06/17/2013 06:10 pm ET Updated Aug 17, 2013

Is Russia Pivoting to Turkey?

I used to wonder why Russians and Middle Easterners so often resort to conspiracy theories to explain U.S. actions and even random coincidence, like a plane crash in New York on the same day as Russian President Vladimir Putin's post-9/11 visit to Washington. Eventually, I realized that much of what happens in those countries is indeed determined by 'byzantine' intrigues, sophisticated plotting and intricate conspiracies, which in turn colors their image of the West.

Recent developments and atmospherics may presage closer cooperation between Russia and Turkey, and probably with some intent.

First, there's Turkey. The latest protests and crackdown in Istanbul have punctuated Prime Minister Recep Tayyip Erdogan's long slide away from the West, which began with the European Union rejecting Turkey's bid to launch accession talks, followed quickly by his open hostility to Israel, and attempts to bait U.S. President Barack Obama.

Then, there's Russia. When the Cold War was still winding down, the Soviets were cosponsors of the Madrid Conference and the Oslo Accords, but Russia hasn't been heard from much since on Mideast affairs, other than to stand in the way of the United States. As the Quartet has fallen into disuse, Moscow has been moderately effective at denying Washington diplomatic cover for the Iraq invasion; delaying and limiting multilateral intervention in Libya and Syria; and condescendingly watering down international sanctions against Iran's nuclear ambitions.

Having once patronized a swath of anti-American Arab regimes back when the world was bipolar, Moscow's sole remaining client in the region is Syria's murderous dictator, Bashar Assad. Russia cannot afford to tarnish its brand by abandoning Assad, even if he loses. If and when Assad falls, though, Russia will need a new strategic foothold, and Turkey makes for a great Plan B.

As a primary destination for Syrian refugees and as a militarily engaged neighbor, Turkey is an integral party to any substantive deliberations on Syria's future. Turkey is increasingly downplaying its political and military affinity to fellow NATO members, as with the State of Israel. Between them, the two nations already dominate the Black Sea. They can form a unified strategic foil to Iran and China in the energy-rich Caspian Basin. Putin has just committed to a permanent naval presence in the Mediterranean, despite its current lack of a secure portal -- but Russia and Turkey just conducted their first-ever joint exercise in the Mediterranean.
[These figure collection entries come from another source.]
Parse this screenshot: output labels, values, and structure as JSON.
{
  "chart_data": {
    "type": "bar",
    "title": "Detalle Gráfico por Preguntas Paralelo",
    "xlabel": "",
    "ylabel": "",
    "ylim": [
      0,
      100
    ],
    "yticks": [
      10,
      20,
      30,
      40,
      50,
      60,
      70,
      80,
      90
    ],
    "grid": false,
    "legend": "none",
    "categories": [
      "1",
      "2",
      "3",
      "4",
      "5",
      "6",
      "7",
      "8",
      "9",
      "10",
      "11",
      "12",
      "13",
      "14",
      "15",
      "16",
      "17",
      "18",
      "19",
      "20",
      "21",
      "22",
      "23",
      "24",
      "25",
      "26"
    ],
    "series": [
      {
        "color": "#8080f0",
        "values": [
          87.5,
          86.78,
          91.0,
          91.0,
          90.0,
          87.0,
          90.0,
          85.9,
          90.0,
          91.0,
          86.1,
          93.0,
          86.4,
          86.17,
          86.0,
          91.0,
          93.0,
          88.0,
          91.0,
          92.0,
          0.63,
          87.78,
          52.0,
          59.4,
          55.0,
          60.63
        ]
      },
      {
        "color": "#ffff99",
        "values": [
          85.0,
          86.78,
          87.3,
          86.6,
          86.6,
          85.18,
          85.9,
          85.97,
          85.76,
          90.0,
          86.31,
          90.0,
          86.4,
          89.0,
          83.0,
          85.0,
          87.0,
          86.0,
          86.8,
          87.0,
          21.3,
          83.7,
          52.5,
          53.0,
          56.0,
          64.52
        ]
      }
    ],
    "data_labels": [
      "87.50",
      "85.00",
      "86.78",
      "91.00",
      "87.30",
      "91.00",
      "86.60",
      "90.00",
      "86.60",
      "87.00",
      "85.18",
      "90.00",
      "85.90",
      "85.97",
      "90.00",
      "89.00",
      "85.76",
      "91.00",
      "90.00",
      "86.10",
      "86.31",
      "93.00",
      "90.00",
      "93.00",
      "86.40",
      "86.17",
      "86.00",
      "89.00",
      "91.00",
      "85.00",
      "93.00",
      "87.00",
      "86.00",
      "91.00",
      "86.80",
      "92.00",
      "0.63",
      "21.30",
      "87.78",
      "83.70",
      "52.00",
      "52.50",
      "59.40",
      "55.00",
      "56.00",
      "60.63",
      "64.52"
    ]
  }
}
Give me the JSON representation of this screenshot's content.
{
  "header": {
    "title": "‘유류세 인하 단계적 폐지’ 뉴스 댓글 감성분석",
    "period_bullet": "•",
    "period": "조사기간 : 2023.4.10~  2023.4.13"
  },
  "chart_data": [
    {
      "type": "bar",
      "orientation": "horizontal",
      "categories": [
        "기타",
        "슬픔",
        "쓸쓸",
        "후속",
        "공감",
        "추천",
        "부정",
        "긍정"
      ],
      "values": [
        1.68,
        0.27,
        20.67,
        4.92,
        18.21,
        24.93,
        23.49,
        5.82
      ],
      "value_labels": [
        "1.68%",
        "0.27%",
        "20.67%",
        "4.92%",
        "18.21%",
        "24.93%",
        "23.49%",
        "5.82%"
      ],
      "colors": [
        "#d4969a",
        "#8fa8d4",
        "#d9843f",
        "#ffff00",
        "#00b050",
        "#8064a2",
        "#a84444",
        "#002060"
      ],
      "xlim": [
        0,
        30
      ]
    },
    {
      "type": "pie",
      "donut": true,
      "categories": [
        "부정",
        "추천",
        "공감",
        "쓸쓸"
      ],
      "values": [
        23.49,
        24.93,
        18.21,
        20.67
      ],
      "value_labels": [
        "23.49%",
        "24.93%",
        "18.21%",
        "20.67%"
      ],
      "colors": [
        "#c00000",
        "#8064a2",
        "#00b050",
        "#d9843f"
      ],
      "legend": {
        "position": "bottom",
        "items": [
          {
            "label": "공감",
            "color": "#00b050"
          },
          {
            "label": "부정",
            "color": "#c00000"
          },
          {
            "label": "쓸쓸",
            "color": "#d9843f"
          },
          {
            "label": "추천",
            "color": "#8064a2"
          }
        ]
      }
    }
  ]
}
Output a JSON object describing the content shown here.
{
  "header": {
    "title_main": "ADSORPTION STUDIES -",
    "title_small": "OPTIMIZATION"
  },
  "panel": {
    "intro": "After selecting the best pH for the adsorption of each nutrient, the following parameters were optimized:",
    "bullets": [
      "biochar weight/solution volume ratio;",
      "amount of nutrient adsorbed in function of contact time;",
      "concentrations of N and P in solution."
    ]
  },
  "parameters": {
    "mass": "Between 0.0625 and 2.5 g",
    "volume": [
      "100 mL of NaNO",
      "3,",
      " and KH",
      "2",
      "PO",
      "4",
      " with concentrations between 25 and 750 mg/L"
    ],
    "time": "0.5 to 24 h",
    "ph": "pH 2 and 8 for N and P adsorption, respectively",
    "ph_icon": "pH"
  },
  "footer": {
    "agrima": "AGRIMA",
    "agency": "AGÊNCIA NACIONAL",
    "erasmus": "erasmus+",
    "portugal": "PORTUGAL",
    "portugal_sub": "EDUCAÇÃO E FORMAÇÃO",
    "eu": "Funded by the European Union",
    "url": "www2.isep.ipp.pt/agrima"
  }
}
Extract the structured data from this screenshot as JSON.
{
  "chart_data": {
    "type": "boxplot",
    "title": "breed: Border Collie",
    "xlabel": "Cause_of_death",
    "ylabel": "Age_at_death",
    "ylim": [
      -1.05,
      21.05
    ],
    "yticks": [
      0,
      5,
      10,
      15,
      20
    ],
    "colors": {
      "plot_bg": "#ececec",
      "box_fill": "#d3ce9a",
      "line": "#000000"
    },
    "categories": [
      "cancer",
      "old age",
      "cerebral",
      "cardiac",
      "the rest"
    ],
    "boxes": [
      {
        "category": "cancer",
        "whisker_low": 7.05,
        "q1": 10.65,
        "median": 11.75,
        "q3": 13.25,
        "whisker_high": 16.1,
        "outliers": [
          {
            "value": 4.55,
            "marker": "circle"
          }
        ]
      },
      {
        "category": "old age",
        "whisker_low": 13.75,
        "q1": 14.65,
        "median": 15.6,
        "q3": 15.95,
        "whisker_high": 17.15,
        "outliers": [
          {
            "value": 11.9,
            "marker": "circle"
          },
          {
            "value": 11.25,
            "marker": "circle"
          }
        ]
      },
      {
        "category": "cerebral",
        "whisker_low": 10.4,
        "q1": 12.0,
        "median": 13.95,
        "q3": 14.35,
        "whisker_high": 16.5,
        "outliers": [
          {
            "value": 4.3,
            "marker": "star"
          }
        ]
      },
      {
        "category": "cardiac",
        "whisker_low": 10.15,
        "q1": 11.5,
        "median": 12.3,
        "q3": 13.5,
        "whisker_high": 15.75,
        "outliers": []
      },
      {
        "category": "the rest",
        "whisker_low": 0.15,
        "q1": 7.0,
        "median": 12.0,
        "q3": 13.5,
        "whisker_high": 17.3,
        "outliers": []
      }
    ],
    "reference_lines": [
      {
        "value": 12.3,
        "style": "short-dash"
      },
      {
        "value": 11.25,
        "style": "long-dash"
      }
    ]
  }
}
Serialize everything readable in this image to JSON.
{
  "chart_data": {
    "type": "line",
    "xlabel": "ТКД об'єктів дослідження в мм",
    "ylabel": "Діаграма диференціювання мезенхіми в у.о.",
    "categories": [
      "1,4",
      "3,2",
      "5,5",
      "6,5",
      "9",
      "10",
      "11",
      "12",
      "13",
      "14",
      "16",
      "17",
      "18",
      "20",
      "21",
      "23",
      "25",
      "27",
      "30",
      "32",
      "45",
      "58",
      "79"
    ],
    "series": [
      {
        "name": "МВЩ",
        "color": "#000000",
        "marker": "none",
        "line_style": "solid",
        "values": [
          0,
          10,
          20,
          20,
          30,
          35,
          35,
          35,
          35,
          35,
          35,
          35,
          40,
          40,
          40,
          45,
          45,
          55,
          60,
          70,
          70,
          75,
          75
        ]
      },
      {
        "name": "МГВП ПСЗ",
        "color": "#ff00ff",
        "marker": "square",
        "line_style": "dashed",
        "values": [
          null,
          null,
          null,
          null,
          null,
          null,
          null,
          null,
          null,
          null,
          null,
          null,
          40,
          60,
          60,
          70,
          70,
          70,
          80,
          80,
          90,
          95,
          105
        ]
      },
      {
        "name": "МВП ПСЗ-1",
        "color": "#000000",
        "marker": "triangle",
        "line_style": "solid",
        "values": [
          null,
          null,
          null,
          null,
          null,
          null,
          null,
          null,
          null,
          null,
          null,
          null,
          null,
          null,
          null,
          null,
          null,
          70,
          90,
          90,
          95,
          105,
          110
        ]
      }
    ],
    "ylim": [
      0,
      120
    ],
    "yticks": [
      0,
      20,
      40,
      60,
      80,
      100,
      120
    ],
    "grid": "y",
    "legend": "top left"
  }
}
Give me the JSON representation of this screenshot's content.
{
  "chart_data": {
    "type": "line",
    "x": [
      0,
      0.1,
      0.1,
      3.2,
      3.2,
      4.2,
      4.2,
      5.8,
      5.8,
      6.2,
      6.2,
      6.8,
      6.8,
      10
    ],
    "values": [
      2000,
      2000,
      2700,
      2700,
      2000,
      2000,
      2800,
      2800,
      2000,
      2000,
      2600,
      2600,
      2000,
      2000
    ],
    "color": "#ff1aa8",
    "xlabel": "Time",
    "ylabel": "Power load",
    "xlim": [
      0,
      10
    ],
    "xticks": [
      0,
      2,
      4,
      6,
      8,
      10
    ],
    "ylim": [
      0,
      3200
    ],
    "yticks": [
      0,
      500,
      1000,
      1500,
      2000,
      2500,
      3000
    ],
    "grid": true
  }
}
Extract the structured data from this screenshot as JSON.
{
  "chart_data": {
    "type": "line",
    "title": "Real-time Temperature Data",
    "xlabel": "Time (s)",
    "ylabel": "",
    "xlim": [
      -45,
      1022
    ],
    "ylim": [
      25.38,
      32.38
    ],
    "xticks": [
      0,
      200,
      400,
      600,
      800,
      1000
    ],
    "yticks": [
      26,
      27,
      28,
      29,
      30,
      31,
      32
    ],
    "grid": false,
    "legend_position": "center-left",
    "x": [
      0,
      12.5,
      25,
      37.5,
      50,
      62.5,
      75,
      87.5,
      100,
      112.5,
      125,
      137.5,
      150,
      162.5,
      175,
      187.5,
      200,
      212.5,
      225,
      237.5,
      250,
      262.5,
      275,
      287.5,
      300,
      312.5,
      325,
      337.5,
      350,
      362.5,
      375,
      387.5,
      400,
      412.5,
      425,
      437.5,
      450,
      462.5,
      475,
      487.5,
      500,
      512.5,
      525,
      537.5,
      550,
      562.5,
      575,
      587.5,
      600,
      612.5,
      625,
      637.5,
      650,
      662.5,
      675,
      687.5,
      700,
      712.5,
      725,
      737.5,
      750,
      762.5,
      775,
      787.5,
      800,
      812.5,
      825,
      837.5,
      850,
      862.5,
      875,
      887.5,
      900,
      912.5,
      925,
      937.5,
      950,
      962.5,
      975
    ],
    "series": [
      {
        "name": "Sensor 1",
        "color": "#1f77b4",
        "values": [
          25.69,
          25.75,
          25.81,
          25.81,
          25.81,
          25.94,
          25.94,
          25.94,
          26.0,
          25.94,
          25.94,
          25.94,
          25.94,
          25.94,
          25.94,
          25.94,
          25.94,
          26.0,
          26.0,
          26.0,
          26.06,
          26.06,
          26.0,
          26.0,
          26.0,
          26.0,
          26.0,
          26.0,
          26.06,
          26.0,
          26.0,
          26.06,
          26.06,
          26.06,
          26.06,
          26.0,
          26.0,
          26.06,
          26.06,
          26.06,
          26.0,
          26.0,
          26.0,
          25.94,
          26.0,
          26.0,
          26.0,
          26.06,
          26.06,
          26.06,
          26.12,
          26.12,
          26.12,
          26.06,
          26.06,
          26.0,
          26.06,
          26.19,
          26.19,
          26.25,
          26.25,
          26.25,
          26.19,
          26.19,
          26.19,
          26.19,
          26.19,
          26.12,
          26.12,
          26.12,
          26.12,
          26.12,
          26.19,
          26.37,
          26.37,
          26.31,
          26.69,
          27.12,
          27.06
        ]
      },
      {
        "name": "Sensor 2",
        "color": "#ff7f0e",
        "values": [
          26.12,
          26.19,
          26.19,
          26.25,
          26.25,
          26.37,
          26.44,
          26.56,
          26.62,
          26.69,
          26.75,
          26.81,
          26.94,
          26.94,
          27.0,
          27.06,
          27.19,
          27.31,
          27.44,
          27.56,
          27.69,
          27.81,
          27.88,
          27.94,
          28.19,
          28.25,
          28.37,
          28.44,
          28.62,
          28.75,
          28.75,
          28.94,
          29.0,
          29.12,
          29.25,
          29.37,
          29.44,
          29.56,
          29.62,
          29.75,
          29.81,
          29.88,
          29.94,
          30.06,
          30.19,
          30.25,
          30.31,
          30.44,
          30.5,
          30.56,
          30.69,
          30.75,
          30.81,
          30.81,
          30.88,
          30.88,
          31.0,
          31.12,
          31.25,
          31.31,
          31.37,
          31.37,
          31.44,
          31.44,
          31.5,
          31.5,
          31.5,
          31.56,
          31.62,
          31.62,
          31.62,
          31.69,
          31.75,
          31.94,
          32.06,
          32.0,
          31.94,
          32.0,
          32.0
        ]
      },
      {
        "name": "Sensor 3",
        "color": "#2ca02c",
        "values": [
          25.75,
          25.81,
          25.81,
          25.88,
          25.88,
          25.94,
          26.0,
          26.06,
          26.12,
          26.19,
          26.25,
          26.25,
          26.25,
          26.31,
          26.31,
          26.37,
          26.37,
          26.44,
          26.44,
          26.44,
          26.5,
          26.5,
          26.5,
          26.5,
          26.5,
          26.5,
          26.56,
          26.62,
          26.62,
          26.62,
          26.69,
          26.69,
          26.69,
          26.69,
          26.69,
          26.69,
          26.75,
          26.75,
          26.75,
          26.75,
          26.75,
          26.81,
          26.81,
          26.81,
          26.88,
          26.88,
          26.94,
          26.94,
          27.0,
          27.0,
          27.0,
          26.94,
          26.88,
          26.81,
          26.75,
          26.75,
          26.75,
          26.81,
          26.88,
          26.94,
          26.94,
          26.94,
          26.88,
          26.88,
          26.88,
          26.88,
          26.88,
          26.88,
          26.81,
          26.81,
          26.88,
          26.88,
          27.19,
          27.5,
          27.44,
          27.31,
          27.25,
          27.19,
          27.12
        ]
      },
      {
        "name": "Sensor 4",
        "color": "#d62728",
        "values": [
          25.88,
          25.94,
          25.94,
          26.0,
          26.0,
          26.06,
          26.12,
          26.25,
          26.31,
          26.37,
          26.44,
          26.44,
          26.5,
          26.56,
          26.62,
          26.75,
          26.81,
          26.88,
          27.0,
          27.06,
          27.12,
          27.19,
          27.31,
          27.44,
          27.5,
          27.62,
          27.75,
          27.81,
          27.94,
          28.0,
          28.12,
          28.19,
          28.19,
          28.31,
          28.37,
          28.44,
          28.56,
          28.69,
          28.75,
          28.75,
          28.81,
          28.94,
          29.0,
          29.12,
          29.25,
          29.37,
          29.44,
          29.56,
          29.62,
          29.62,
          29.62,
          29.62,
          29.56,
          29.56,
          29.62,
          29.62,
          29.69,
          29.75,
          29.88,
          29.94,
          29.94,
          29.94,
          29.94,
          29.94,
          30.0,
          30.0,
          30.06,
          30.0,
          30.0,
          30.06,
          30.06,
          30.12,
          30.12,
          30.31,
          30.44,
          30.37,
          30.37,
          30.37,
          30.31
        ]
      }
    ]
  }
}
Erdogan keeps playing up his defiance of Israel and the West, as yet with little payback from the Arab states to his south and east. A new understanding with Russia would be mutually beneficial, allowing Erdogan to trumpet a regional balance of power and awarding Russia an impressive new client/partner in the region. We might even learn to forget Russia's doubling down on past-due tyrants like Qaddafi and Assad.

Personally, both leaders are staking their reputations and their countries' financial futures on hosting boondoggle Olympic Games, though in Turkey's case it's still an increasingly tenuous bid. Both men despise Cyprus (the Greek side), which joined the European Union and is threatening Russian finances amid its EU-induced liquidity crisis. In the past week, seemingly on cue, Putin and Erdogan have each excused their own crackdowns on internal dissent by using the example of the NYPD's 2011 response to Occupy Wall Street.

Since Russia's kleptocratic elite can't trust their cash to Cyprus anymore, Erdogan's show of force in Gezi Park should reassure them that Turkey is a safer bet and shares their values. Russia and Turkey are both recovering from brief periods of openness and free enterprise, and both leaders apparently relish repressing dissidents and provoking Westerners. Putin has just announced that when it's his turn to lead the G-8 next year, one priority will be reining in offshore havens like Cyprus.

Neither Putin nor Erdogan has obvious alternatives for diplomatic and strategic advantage in the region. They have so much in common that this looks like a love match, and yet it can also be a marriage of convenience.